Terwijl de wereld alle zeilen bijzet om uit de greep van de depressie te blijven, vragen steeds meer economen zich bezorgd af waartoe al die wanhoopspogingen op langere termijn zullen leiden.

De duizelingwekkende bedragen die regeringen overal ter wereld in de economie pompen maken twee dingen duidelijk: ten eerste dat ons een echt zwaard van Damocles boven het hoofd hangt, en ten tweede dat de beleidsmakers dat ook beseffen.

Het zwaard van Damocles heet ‘deflatie’. In enge zin verwijst dat begrip alleen naar een daling van de prijzen en ziet het er dus niet zo gevaarlijk uit. Spontaan zou je een daling van de prijzen minder erg vinden dan een stijging, niet? En toch. Prijsdalingen ontstaan als de vraag kleiner is dan het aanbod. Momenteel is die kloof zo groot aan het worden dat bedrijven failliet gaan of minstens moeten inkrimpen. De groeiende werkloosheid drukt de vraag nog meer naar beneden, de prijzen dalen verder, de bedrijven houden steeds minder redenen over om nog te produceren.

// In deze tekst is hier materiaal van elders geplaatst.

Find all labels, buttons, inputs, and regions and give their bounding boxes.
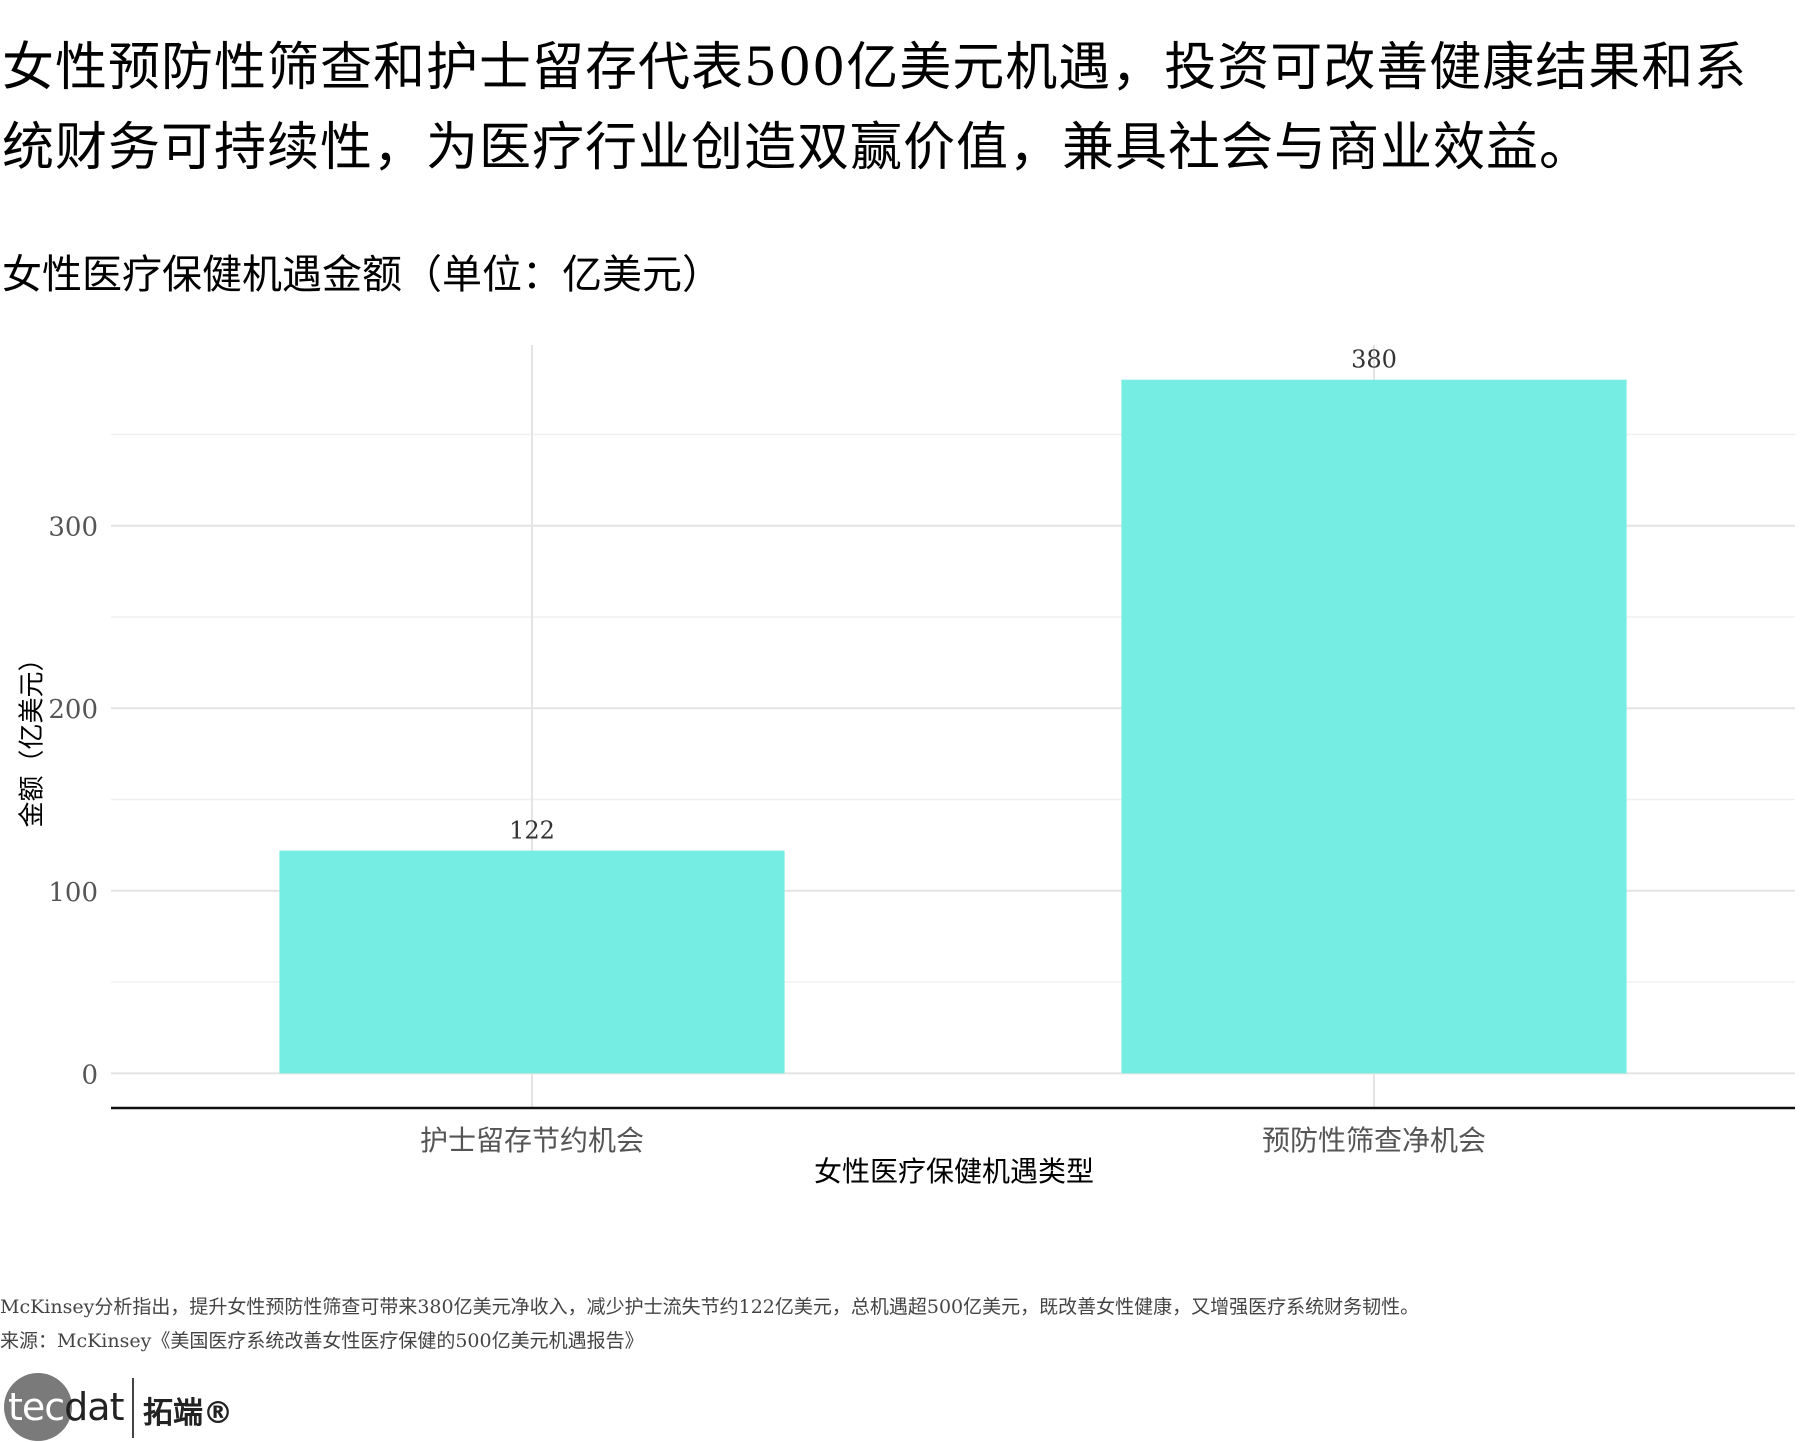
- x-tick-label: 预防性筛查净机会: [1262, 1124, 1486, 1157]
- caption-note: McKinsey分析指出，提升女性预防性筛查可带来380亿美元净收入，减少护士流…: [0, 1296, 1420, 1318]
- y-tick-label: 300: [48, 513, 98, 543]
- y-tick-label: 200: [48, 695, 98, 725]
- y-tick-label: 0: [81, 1060, 98, 1090]
- data-label: 122: [509, 817, 555, 845]
- caption: McKinsey分析指出，提升女性预防性筛查可带来380亿美元净收入，减少护士流…: [0, 1290, 1790, 1358]
- bar: [1121, 379, 1627, 1074]
- x-axis-label: 女性医疗保健机遇类型: [813, 1155, 1094, 1188]
- logo: [4, 1372, 72, 1442]
- logo-text-part1: tec: [8, 1385, 65, 1429]
- headline: 女性预防性筛查和护士留存代表500亿美元机遇，投资可改善健康结果和系统财务可持续…: [2, 38, 1748, 178]
- bar-chart: 0 100 200 300 122 护士留存节约机会 380 预防性筛查净机会: [48, 345, 1795, 1157]
- logo-cn-text: 拓端®: [143, 1396, 233, 1431]
- caption-source: 来源：McKinsey《美国医疗系统改善女性医疗保健的500亿美元机遇报告》: [0, 1330, 644, 1352]
- logo-circle: [4, 1373, 72, 1441]
- y-axis-label: 金额（亿美元）: [17, 644, 48, 828]
- x-tick-label: 护士留存节约机会: [420, 1124, 644, 1157]
- data-label: 380: [1351, 346, 1397, 374]
- logo-wordmark: tecdat: [8, 1385, 124, 1429]
- y-axis-label-box: 金额（亿美元）: [2, 636, 58, 836]
- bar: [279, 850, 785, 1074]
- y-tick-label: 100: [48, 878, 98, 908]
- logo-text-part2: dat: [64, 1385, 124, 1429]
- chart-title: 女性医疗保健机遇金额（单位：亿美元）: [2, 252, 722, 298]
- logo-divider: [132, 1378, 134, 1438]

Beleidsmakers proberen die rollende sneeuwbal te stoppen. Een antide-flatoir beleid stimuleert consumenten om toch te blijven kopen en investeren – of doet dat in hun plaats. In alle gevallen houdt een antideflatoir beleid in dat je grote massa’s geld vrijmaakt. Dat wil niet zeggen dat het oké is om gewoon maar geld over de balk te gooien. Belastingverlagingen, bijvoorbeeld, zijn in deze omstandigheden wellicht geen goed idee. Als consumenten eenmaal begrepen hebben dat het crisis is, zal het extra inkomen dat ze uit een belastingverlaging puren niet meer helpen. Goede huisvaders als ze zijn, zullen ze die extra inkomsten immers sparen en niet uitgeven. Maar er zijn andere manieren om burgers te stimuleren om uitgaven te doen, en de overheid kan zelf ook extra investeren in gezondheidszorg, opleidingen of infrastructuur. Die laatste zal bovendien helpen om de economie sneller te laten hernemen zodra de negatieve spiraal doorbroken is.

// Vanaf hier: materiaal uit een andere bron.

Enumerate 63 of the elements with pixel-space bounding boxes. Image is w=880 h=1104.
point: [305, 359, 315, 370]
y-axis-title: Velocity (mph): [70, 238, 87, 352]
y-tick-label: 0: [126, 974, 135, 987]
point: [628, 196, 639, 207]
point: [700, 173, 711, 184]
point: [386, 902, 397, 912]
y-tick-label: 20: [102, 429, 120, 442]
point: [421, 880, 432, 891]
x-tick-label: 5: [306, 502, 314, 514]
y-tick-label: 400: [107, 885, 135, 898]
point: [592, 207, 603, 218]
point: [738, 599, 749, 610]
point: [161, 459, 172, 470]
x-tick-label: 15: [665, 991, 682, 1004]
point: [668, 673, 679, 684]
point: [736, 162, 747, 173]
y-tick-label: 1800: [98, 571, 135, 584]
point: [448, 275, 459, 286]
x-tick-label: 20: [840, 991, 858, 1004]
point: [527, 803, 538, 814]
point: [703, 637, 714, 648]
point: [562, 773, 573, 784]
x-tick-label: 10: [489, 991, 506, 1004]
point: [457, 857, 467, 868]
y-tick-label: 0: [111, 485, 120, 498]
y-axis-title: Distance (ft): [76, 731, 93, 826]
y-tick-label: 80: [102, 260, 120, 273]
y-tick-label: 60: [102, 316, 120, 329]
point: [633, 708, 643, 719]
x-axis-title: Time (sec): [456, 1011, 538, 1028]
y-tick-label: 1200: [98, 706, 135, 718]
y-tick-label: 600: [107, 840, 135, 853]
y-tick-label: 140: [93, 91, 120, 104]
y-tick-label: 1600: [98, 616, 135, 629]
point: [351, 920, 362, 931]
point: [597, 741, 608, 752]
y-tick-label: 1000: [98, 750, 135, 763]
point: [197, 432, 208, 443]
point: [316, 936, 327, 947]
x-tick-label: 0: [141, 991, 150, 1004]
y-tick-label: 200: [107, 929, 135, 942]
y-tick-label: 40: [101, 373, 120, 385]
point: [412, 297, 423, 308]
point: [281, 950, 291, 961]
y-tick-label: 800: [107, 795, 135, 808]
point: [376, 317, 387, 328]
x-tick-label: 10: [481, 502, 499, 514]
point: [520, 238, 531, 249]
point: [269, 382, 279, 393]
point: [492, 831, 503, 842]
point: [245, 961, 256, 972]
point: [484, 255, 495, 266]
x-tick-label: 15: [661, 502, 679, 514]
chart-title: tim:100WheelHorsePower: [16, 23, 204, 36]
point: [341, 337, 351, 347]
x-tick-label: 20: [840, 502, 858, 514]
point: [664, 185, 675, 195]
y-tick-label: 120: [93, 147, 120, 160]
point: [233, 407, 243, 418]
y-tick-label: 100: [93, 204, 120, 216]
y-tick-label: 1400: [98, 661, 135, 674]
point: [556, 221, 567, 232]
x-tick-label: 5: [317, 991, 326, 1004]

Het grootste probleem wacht ons aan de overkant. De enorme bedragen die momenteel uitgetrokken worden, duwen niet alleen onze nationale begrotingen diep in het rood en creëren dus opnieuw torenhoge staatsschulden, ze zouden in normale omstandigheden ook de inflatie door het dak sturen. Dat zullen ze ook doen als de deflatie eenmaal bedwongen is. En het is niet zeker of we tijdig zullen merken dat het zover is. Of dat regeringen wel gemotiveerd zullen zijn om dan gas terug te nemen: enorme staatsschulden worden door inflatie immers vanzelf kleiner. Onze pen-sioenen jammer genoeg ook.

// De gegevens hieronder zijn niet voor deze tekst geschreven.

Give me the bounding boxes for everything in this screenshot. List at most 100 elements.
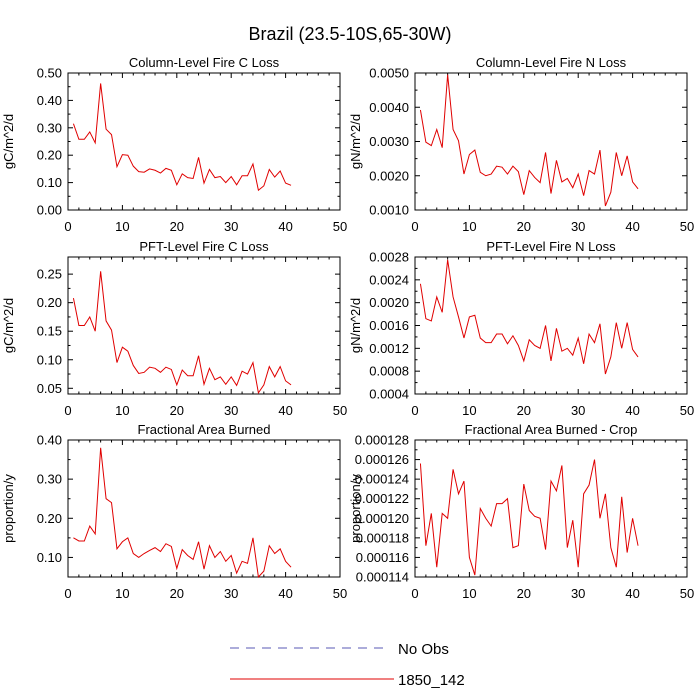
panel-6-series-line [419,459,639,576]
panel-1-ytick-label: 0.40 [37,93,62,108]
panel-1-ytick-label: 0.30 [37,120,62,135]
panel-5-series-line [73,447,292,579]
panel-2-ytick-label: 0.0020 [369,168,409,183]
panel-4-ytick-label: 0.0008 [369,364,409,379]
panel-3-title: PFT-Level Fire C Loss [139,239,269,254]
panel-3-series-line [72,271,292,395]
panel-5-ytick-label: 0.10 [37,550,62,565]
panel-1-xtick-label: 40 [278,219,292,234]
panel-1-ylabel: gC/m^2/d [1,114,16,169]
panel-6-ytick-label: 0.000118 [356,530,409,545]
panel-5-xtick-label: 50 [333,586,347,601]
panel-4-ytick-label: 0.0028 [369,250,409,265]
panel-4-ytick-label: 0.0016 [369,318,409,333]
panel-4-series-line [419,259,639,375]
panel-3-ytick-label: 0.05 [37,381,62,396]
panel-1-series-line [72,83,292,192]
legend-no-obs-label: No Obs [398,641,449,658]
panel-1-ytick-label: 0.00 [37,203,62,218]
panel-5-xtick-label: 30 [224,586,238,601]
panel-1-ytick-label: 0.20 [37,148,62,163]
panel-2-xtick-label: 40 [625,219,639,234]
panel-4: PFT-Level Fire N Loss 0 10 20 30 40 50 0.0004 0.… [348,239,694,418]
panel-2-ytick-label: 0.0030 [369,134,409,149]
panel-4-frame [414,256,688,395]
panel-3-xtick-label: 10 [115,403,129,418]
panel-1-title: Column-Level Fire C Loss [129,55,280,70]
panel-2-title: Column-Level Fire N Loss [476,55,627,70]
panel-1-xtick-label: 10 [115,219,129,234]
panel-3-xtick-label: 40 [278,403,292,418]
panel-2-xtick-label: 20 [517,219,531,234]
panel-2-ytick-label: 0.0050 [369,66,409,81]
panel-5: Fractional Area Burned 0 10 20 30 40 50 0.10 0.2… [1,422,347,601]
panel-3-ytick-label: 0.15 [37,324,62,339]
figure-title: Brazil (23.5-10S,65-30W) [248,24,451,44]
panel-1-xtick-label: 30 [224,219,238,234]
panel-2-ytick-label: 0.0010 [369,203,409,218]
panel-6-xtick-label: 50 [680,586,694,601]
panel-4-ytick-label: 0.0004 [369,387,409,402]
panel-6-title: Fractional Area Burned - Crop [465,422,638,437]
panel-3-xtick-label: 20 [170,403,184,418]
panel-6-xtick-label: 20 [517,586,531,601]
panel-5-ytick-label: 0.30 [37,472,62,487]
panel-3-xtick-label: 0 [64,403,71,418]
panel-6-ytick-label: 0.000128 [355,433,409,448]
panel-5-xtick-label: 10 [115,586,129,601]
panel-5-xtick-label: 40 [278,586,292,601]
panel-2-xtick-label: 50 [680,219,694,234]
panel-6-ytick-label: 0.000122 [355,491,409,506]
panel-4-ylabel: gN/m^2/d [348,298,363,353]
panel-1-frame [67,72,341,211]
panel-1-xtick-label: 50 [333,219,347,234]
panel-6-ylabel: proportion/y [348,474,363,543]
panel-3-xtick-label: 30 [224,403,238,418]
panel-4-ytick-label: 0.0020 [369,295,409,310]
panel-6-ytick-label: 0.000120 [355,511,409,526]
panel-6-frame [414,439,688,578]
panel-6-xtick-label: 30 [571,586,585,601]
panel-4-xtick-label: 30 [571,403,585,418]
panel-3-ylabel: gC/m^2/d [1,298,16,353]
panel-4-ytick-label: 0.0012 [369,341,409,356]
panel-5-xtick-label: 20 [170,586,184,601]
panel-2-ylabel: gN/m^2/d [348,114,363,169]
panel-4-xtick-label: 40 [625,403,639,418]
panel-4-xtick-label: 20 [517,403,531,418]
panel-5-frame [67,439,341,578]
panel-4-title: PFT-Level Fire N Loss [486,239,616,254]
panel-3: PFT-Level Fire C Loss 0 10 20 30 40 50 0.05 0.10… [1,239,347,418]
panel-2-xtick-label: 0 [411,219,418,234]
panel-3-ytick-label: 0.25 [37,267,62,282]
panel-6-ytick-label: 0.000124 [355,472,409,487]
panel-3-ytick-label: 0.10 [37,352,62,367]
panel-2-frame [414,72,688,211]
panel-5-ylabel: proportion/y [1,474,16,543]
panel-5-ytick-label: 0.20 [37,511,62,526]
panel-6: Fractional Area Burned - Crop 0 10 20 30 40 50… [348,422,694,601]
legend: No Obs 1850_142 [230,641,465,689]
panel-6-xtick-label: 40 [625,586,639,601]
panel-6-ytick-label: 0.000126 [355,452,409,467]
panel-3-frame [67,256,341,395]
panel-4-xtick-label: 10 [462,403,476,418]
panel-4-xtick-label: 0 [411,403,418,418]
legend-1850-142-label: 1850_142 [398,672,465,689]
panel-4-xtick-label: 50 [680,403,694,418]
panel-1-ytick-label: 0.10 [37,175,62,190]
panel-2-xtick-label: 30 [571,219,585,234]
panel-3-xtick-label: 50 [333,403,347,418]
panel-2-series-line [419,74,639,207]
panel-6-ytick-label: 0.000114 [356,570,409,585]
panel-5-title: Fractional Area Burned [138,422,271,437]
panel-6-ytick-label: 0.000116 [356,550,409,565]
panel-1-xtick-label: 20 [170,219,184,234]
panel-1-xtick-label: 0 [64,219,71,234]
panel-5-xtick-label: 0 [64,586,71,601]
panel-1-ytick-label: 0.50 [37,66,62,81]
panel-2-xtick-label: 10 [462,219,476,234]
panel-1: Column-Level Fire C Loss 0 10 20 30 40 50 0.00 0… [1,55,347,234]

In eigen land verkozen de paarse regeringen acht jaar lang om de bijzonder lage rente niet te gebruiken om een primair begrotingsoverschot te hebben en daarmee de staatsschuld versneld af te korten. Hadden ze dat wél gedaan, dan was nu een herstelbeleid mogelijk met veel minder risico van een inflatie die op langere termijn minstens zo bedreigend is voor onze welvaart als de recessie nu.